A second option would allow that material to be composted naturally and would have the same diversion rates as a digester. Composting would take place at Tajigus or another facility currently being used in Santa Maria, but no cost estimates were provided Tuesday about how that process would compare with building a digester.
A small percentage of what’s left would go to the landfill, because “we can’t divert everything,” Fore said. However, he added, about 60 percent of all the material that goes into the MRF could be recovered.
Environmental impacts will also weigh into what the council chooses. The landfill that sits under what is now Elings Park was still generating methane gas over accepted levels, and the city was forced to spend $1 million to contain the gas.

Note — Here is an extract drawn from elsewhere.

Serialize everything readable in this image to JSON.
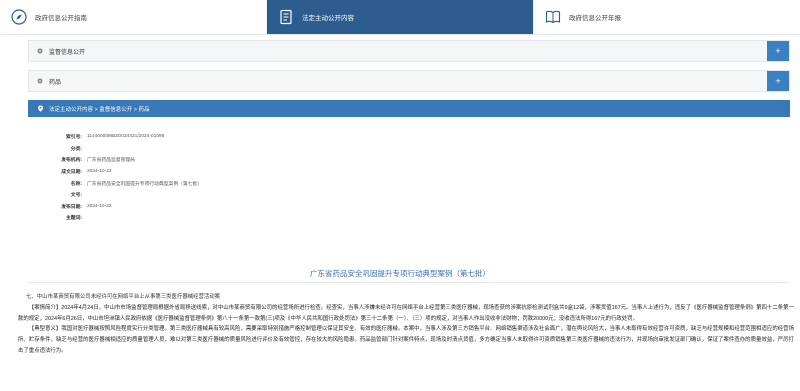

City staff went up to the Bay Area to research what is working in other municipalities, and came away with the impression that the MRF proposed by Mustang is “cutting edge,” Fore said.
“We don’t have the answer on which is best, but we believe that two options exist and warrant more looking into,” he said.
Both projects would be included in the environmental impact report, and staff will come back before the City Council on Thursday for a second workshop, where cost estimates are expected to be fully fleshed out.
The council is expected to take a vote on the item later this summer.